Many other Ruby libraries that simplify parallel execution support one primary use case - crunching through a large queue of small, similar tasks as quickly and efficiently as possible. This library primarily supports the use case of executing a few larger and unrelated tasks in parallel, automatically managing the stdout and passing return values back to the main process. This library was created to be used by Puppet's Beaker test framework to enable parallel execution of some of the framework's tasks, and allow users to execute code in parallel within their tests.

If you are looking for something that excels at executing a large queue of tasks in parallel as efficiently as possible, you should take a look at the parallel project.

Install

gem install in-parallel

Usage

include InParallel to use as a mix-in

The methods below allow you to fork processes to execute multiple methods or blocks within an enumerable in parallel. They all have this common behavior:

STDOUT is captured for each forked process and logged all at once when the process completes or is terminated.
By default execution of processes in parallel will wait until execution of all processes are complete before continuing (with the exception of run_in_background).
- You can specify the parameter kill_all_on_error=true if you want to immediately exit all forked processes when an error executing any of the forked processes occurs.
When the forked process raises an exception or exits with a non zero exit code, an exception will be raised in the main process.
Terminating the main process with 'ctrl-c' or killing the process in some other way will immediately cause all forked processes to be killed and log their STDOUT up to that point.
If the result of the method or block can be marshalled, it will be returned as though it was executed within the same process. If the result cannot be marshalled a warning is produced and the return value will be nil.
- NOTE: results of methods within run_in_parallel can be assigned to instance or class variables, but not local variables. See examples below.
Will timeout (stop execution and raise an exception) based on a global timeout value, or timeout parameter.

Methods

run_in_parallel(timeout=nil, kill_all_on_error = false, &block)

Each method in a block will be executed in parallel (unless the method is defined in Kernel or BaseObject).
- Any methods further down the stack won't be affected, only the ones directly within the block.
Waits for each process in realtime and logs immediately upon completion of each process

  def method_with_param(name)
    ret_val = "hello #{name} \n"
    puts ret_val
    ret_val
  end
  
  def method_without_param
    # A result more complex than a string will be marshalled and unmarshalled and work
    ret_val = {:foo => "bar"}
    puts ret_val
    return ret_val
  end

  # Example:
  # will spawn 2 processes, (1 for each method) wait until they both complete, log chunked STDOUT/STDERR for
  # each process and assign the method return values to instance variables:
  run_in_parallel do
    @result_1 = method_with_param('world')
    @result_2 = method_without_param
  end
  
  puts "#{@result_1}, #{@result_2[:foo]}"

stdout:

Forked process for 'method_with_param' - PID = '49398'
Forked process for 'method_without_param' - PID = '49399'

------ Begin output for method_with_param - 49398
hello world
------ Completed output for method_with_param - 49398

------ Begin output for method_without_param - 49399
{:foo=>"bar"}
------ Completed output for method_without_param - 49399
hello world, bar

Enumerable.each_in_parallel(identifier=nil, timeout=(InParallel::InParallelExecutor.timeout), kill_all_on_error = false, &block)

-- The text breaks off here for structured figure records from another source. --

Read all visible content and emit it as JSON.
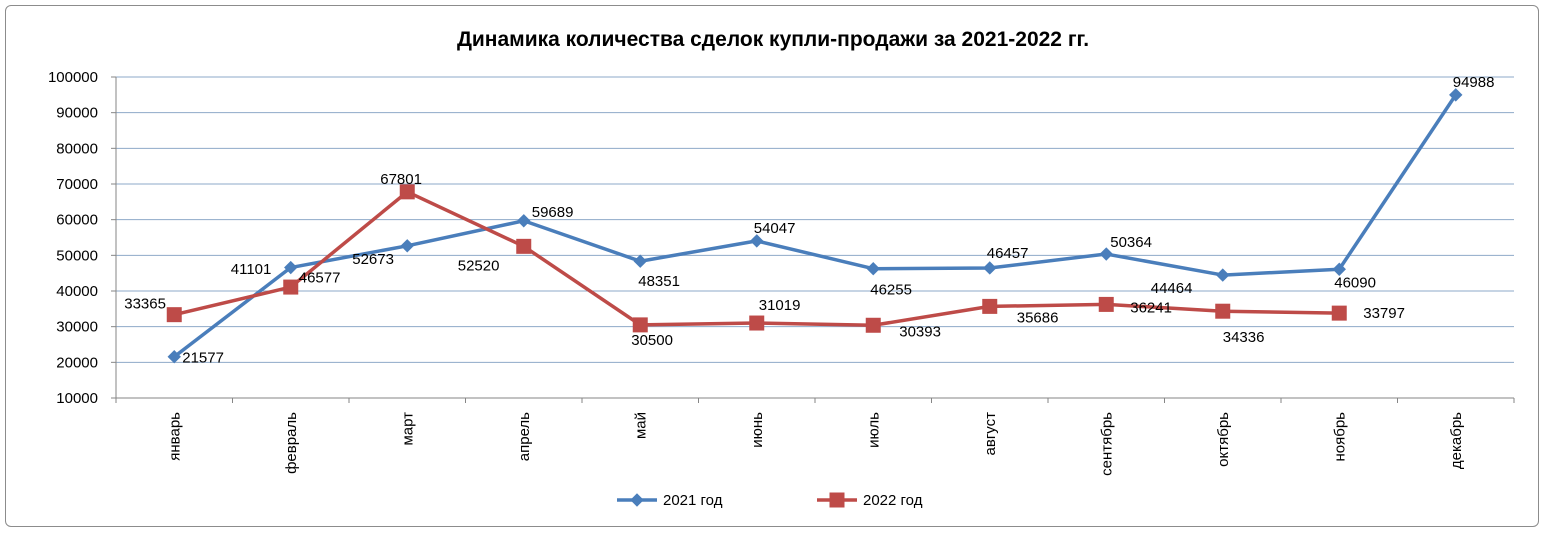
{
  "chart_data": {
    "type": "line",
    "title": "Динамика количества сделок купли-продажи за 2021-2022 гг.",
    "xlabel": "",
    "ylabel": "",
    "categories": [
      "январь",
      "февраль",
      "март",
      "апрель",
      "май",
      "июнь",
      "июль",
      "август",
      "сентябрь",
      "октябрь",
      "ноябрь",
      "декабрь"
    ],
    "ylim": [
      10000,
      100000
    ],
    "yticks": [
      10000,
      20000,
      30000,
      40000,
      50000,
      60000,
      70000,
      80000,
      90000,
      100000
    ],
    "ytick_labels": [
      "10000",
      "20000",
      "30000",
      "40000",
      "50000",
      "60000",
      "70000",
      "80000",
      "90000",
      "100000"
    ],
    "grid": true,
    "legend_position": "bottom",
    "series": [
      {
        "name": "2021 год",
        "color": "#4a7ebb",
        "marker": "diamond",
        "values": [
          21577,
          46577,
          52673,
          59689,
          48351,
          54047,
          46255,
          46457,
          50364,
          44464,
          46090,
          94988
        ],
        "labels": [
          "21577",
          "46577",
          "52673",
          "59689",
          "48351",
          "54047",
          "46255",
          "46457",
          "50364",
          "44464",
          "46090",
          "94988"
        ]
      },
      {
        "name": "2022 год",
        "color": "#be4b48",
        "marker": "square",
        "values": [
          33365,
          41101,
          67801,
          52520,
          30500,
          31019,
          30393,
          35686,
          36241,
          34336,
          33797,
          null
        ],
        "labels": [
          "33365",
          "41101",
          "67801",
          "52520",
          "30500",
          "31019",
          "30393",
          "35686",
          "36241",
          "34336",
          "33797",
          ""
        ]
      }
    ]
  }
}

This is very similar to other solutions, except that it directly extends the Enumerable class with an each_in_parallel method, giving you the ability to pretty simply spawn a process for any item in an array or map.
Identifies the block location (or caller location if the block does not have a source_location) in the console log to make it clear which block is being executed
Identifier param is only for logging, otherwise it will use the block source location.

  ["foo", "bar", "baz"].each_in_parallel { |item| puts item }

run_in_background(ignore_results = true, &block)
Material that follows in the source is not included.